在转移性激素敏感前列腺癌(mHSPC)中,新的一线联合治疗方案提高了总生存期(OS),但个体患者的临床结局差异很大,且难以预测。外周血循环肿瘤细胞(CTC)计数是转移性去势抵抗性前列腺癌(mCRPC)中最广泛验证的预后液体生物标志物,最近的研究表明,它在 mHSPC 中也具有信息价值。
研究 CTC 计数在 mHSPC 男性患者中的预后价值。
设计、地点和参与者:在这项预后研究中,在 S1216 研究(2013 年 3 月 1 日至 2017 年 7 月 15 日)中,在 mHSPC 男性患者的注册(基线)时和进展为 mCRPC 时采集外周血。使用美国食品和药物管理局批准的分离平台对 CTC 进行计数。根据这些切点在先前研究中的预后价值,将计数分为每 7.5ml 0、1 至 4 或 5 个或更多 CTC。数据分析于 2022 年 10 月 28 日至 2023 年 6 月 15 日进行。
转移性激素敏感前列腺癌。
使用比例风险和逻辑回归模型,在调整其他基线协变量后,评估循环肿瘤细胞计数与 3 个预设试验终点(OS、无进展生存期和 7 个月前列腺特异性抗原)之间的关联。

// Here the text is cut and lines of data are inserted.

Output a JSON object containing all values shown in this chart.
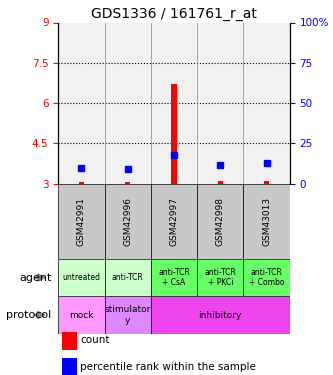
{
  "title": "GDS1336 / 161761_r_at",
  "samples": [
    "GSM42991",
    "GSM42996",
    "GSM42997",
    "GSM42998",
    "GSM43013"
  ],
  "red_values": [
    3.05,
    3.05,
    6.7,
    3.12,
    3.1
  ],
  "red_base": [
    3.0,
    3.0,
    3.0,
    3.0,
    3.0
  ],
  "blue_values": [
    3.58,
    3.55,
    4.08,
    3.68,
    3.78
  ],
  "ylim": [
    3.0,
    9.0
  ],
  "y2lim": [
    0,
    100
  ],
  "yticks": [
    3.0,
    4.5,
    6.0,
    7.5,
    9.0
  ],
  "ytick_labels": [
    "3",
    "4.5",
    "6",
    "7.5",
    "9"
  ],
  "y2ticks": [
    0,
    25,
    50,
    75,
    100
  ],
  "y2tick_labels": [
    "0",
    "25",
    "50",
    "75",
    "100%"
  ],
  "gridlines": [
    4.5,
    6.0,
    7.5
  ],
  "agent_labels": [
    "untreated",
    "anti-TCR",
    "anti-TCR\n+ CsA",
    "anti-TCR\n+ PKCi",
    "anti-TCR\n+ Combo"
  ],
  "agent_colors": [
    "#ccffcc",
    "#ccffcc",
    "#66ff66",
    "#66ff66",
    "#66ff66"
  ],
  "protocol_spans": [
    {
      "label": "mock",
      "start": 0,
      "end": 1,
      "color": "#ff99ff"
    },
    {
      "label": "stimulator\ny",
      "start": 1,
      "end": 2,
      "color": "#dd88ff"
    },
    {
      "label": "inhibitory",
      "start": 2,
      "end": 5,
      "color": "#ee44ee"
    }
  ],
  "legend_red": "count",
  "legend_blue": "percentile rank within the sample",
  "sample_bg_color": "#c8c8c8",
  "title_fontsize": 10,
  "tick_fontsize": 7.5,
  "bar_width": 0.12
}
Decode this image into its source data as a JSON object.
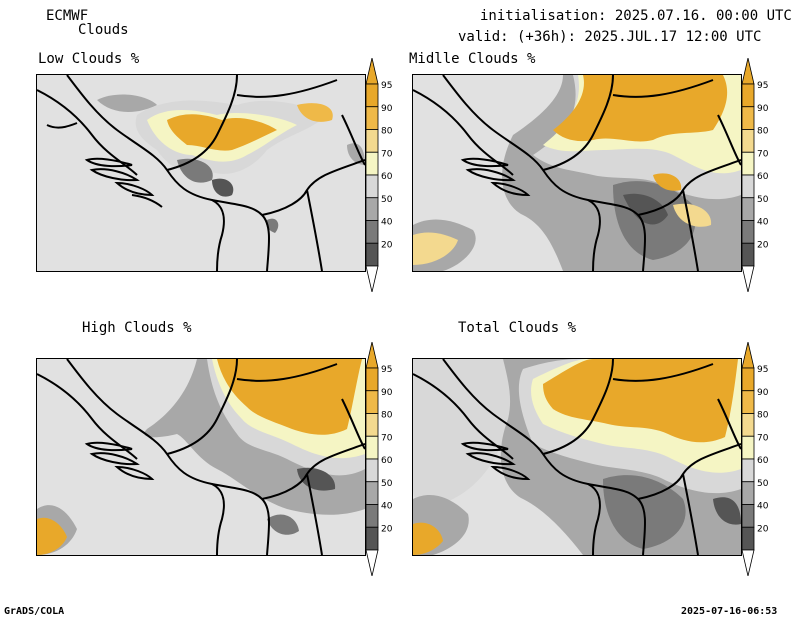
{
  "header": {
    "model": "ECMWF",
    "product": "Clouds",
    "init": "initialisation: 2025.07.16. 00:00 UTC",
    "valid": "valid: (+36h): 2025.JUL.17 12:00 UTC"
  },
  "panels": [
    {
      "title": "Low Clouds %"
    },
    {
      "title": "Midlle Clouds %"
    },
    {
      "title": "High Clouds %"
    },
    {
      "title": "Total Clouds %"
    }
  ],
  "colorbar": {
    "levels": [
      "95",
      "90",
      "80",
      "70",
      "60",
      "50",
      "40",
      "20"
    ],
    "colors": [
      "#e8a82a",
      "#efb948",
      "#f3d98f",
      "#f5f5c4",
      "#d8d8d8",
      "#a8a8a8",
      "#7a7a7a",
      "#555555"
    ]
  },
  "footer": {
    "left": "GrADS/COLA",
    "right": "2025-07-16-06:53"
  }
}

在 S1216 研究的 1313 名参与者中(中位[IQR]年龄,68[44-92]岁),在新诊断为 mHSPC 的 503 名(中位[IQR]年龄,69[46-90]岁)参与者中可评估基线样本,其中 93 名在进展时采集样本。基线时的计数为每 7.5ml 5 个或更多 CTCs 的有 60 个样本(11.9%),每 7.5ml 1 至 4 个 CTCs 的有 107 个样本(21.3%),每 7.5ml 0 个 CTCs 的有 336 个样本(66.8%)。每 7.5ml 有 5 个或更多 CTCs 的男性中位 OS 为 27.9 个月(95%CI,24.1-31.2 个月),每 7.5ml 有 1 至 4 个 CTCs 的男性中位 OS 为 56.2 个月(95%CI,45.7-69.8 个月),每 7.5ml 无 CTCs 的男性中位 OS 为未达到 78.0 个月。在调整基线临床协变量后,基线时每 7.5ml 有 5 个或更多 CTCs 的男性死亡风险显著更高(风险比,3.22;95%CI,2.22-4.68),疾病进展风险更高(风险比,2.46;95%CI,1.76-3.43),前列腺特异性抗原完全缓解的可能性更低(比值比,0.26;95%CI,0.12-0.54),与基线时每 7.5ml 无 CTCs 的男性相比。与仅使用已知预后因素(协变量)相比,将基线 CTC 计数添加到其他已知预后因素中,可提高 3 年生存率的预后价值(曲线下面积,0.79;95%CI,0.73-0.84)。
在这项预后研究中,研究结果验证了 CTC 计数是一种预后生物标志物,它提高了现有的预后因素,并估计了截然不同的生存结果,而与后续的治疗线无关。因此,mHSPC 中的基线 CTC 计数可能是一种有价值的非侵入性生物标志物,可以识别出生存预后较差的男性,这些男性可能受益于强化或新型方案的临床试验。